Spin fluctuations and ferromagnetic order in two-dimensional itinerant systems with Van Hove singularities

TL;DR

This paper investigates the conditions for ferromagnetism in 2D electron systems near Van Hove singularities, highlighting the importance of spin fluctuations and comparing different theoretical approaches.

Contribution

It provides a quasistatic analysis of ferromagnetic criteria in 2D systems with Van Hove singularities, emphasizing the role of incommensurate spin fluctuations and refining the critical interaction estimate.

Findings

Spin excitations are positively defined for sufficiently large Hubbard U.

Critical interaction Uc exceeds the Stoner criterion near Van Hove filling.

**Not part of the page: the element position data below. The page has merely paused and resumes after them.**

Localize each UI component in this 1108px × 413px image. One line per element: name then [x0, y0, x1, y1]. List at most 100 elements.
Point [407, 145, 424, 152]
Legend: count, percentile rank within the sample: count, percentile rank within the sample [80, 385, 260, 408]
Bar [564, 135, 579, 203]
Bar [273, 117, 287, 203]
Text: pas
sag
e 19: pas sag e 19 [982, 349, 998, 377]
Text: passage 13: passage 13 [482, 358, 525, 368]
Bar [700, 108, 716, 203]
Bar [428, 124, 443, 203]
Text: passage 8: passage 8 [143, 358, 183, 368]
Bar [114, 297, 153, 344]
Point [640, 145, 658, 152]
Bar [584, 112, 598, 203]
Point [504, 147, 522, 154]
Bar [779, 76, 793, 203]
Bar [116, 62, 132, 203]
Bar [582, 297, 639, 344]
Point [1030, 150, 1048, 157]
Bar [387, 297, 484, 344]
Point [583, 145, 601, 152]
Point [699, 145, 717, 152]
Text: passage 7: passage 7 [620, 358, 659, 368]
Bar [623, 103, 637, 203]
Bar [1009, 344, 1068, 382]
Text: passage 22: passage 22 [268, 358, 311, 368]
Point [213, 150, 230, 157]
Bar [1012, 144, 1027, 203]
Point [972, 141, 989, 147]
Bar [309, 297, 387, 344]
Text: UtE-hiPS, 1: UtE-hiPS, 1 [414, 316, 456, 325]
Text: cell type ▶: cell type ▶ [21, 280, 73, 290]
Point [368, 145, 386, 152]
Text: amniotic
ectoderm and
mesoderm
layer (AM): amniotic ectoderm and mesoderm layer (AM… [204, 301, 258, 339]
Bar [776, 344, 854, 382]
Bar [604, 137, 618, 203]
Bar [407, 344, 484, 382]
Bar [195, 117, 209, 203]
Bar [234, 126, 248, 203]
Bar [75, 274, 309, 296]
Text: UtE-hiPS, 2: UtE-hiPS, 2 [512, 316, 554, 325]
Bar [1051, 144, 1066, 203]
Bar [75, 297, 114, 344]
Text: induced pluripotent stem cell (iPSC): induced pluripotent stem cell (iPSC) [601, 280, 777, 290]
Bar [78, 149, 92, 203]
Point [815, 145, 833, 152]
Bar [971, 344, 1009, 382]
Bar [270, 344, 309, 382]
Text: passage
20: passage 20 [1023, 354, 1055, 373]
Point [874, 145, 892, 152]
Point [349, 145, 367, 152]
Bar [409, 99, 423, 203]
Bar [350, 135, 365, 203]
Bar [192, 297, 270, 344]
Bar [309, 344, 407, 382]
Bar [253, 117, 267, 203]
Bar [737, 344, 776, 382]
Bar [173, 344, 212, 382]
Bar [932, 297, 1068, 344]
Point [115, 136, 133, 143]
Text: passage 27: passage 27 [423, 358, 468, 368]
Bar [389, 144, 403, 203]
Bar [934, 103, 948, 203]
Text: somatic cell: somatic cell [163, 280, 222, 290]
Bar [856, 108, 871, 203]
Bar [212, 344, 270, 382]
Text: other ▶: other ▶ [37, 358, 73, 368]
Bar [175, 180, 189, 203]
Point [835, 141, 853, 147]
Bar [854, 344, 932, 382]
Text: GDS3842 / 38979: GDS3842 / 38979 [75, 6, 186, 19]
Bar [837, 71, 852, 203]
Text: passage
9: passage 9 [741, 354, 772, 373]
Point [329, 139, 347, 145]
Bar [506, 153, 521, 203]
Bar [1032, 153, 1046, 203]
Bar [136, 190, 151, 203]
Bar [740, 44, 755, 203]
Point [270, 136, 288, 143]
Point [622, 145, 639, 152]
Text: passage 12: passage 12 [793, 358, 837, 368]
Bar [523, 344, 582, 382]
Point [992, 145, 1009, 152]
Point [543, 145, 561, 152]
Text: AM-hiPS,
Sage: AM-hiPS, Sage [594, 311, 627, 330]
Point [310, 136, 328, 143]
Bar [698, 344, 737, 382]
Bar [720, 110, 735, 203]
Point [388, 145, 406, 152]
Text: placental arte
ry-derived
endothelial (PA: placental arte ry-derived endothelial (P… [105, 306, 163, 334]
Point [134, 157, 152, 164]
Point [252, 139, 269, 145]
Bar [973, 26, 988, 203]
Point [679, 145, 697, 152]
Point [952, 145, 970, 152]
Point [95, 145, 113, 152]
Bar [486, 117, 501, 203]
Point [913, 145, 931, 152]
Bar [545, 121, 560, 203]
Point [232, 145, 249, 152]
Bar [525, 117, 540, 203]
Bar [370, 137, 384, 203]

Incommensurate spin fluctuations influence the ferromagnetic quantum phase transition.

Abstract

The quasistatic approach is used to analyze the criterion of ferromagnetism for two-dimensional (2D) systems with the Fermi level near Van Hove (VH) singularities of the electron spectrum. It is shown that the spectrum of spin excitations (paramagnons) is positively defined when the interaction between electrons and paramagnons, determined by the Hubbard on-site repulsion U, is sufficiently large. Due to incommensurate spin fluctuations near the ferromagnetic quantum phase transition, the critical interaction Uc remains finite at VH filling and exceeds considerably its value obtained from the Stoner criterion. A comparison with the functional renormalization group results and mean-field approximation which yields a phase separation is also performed.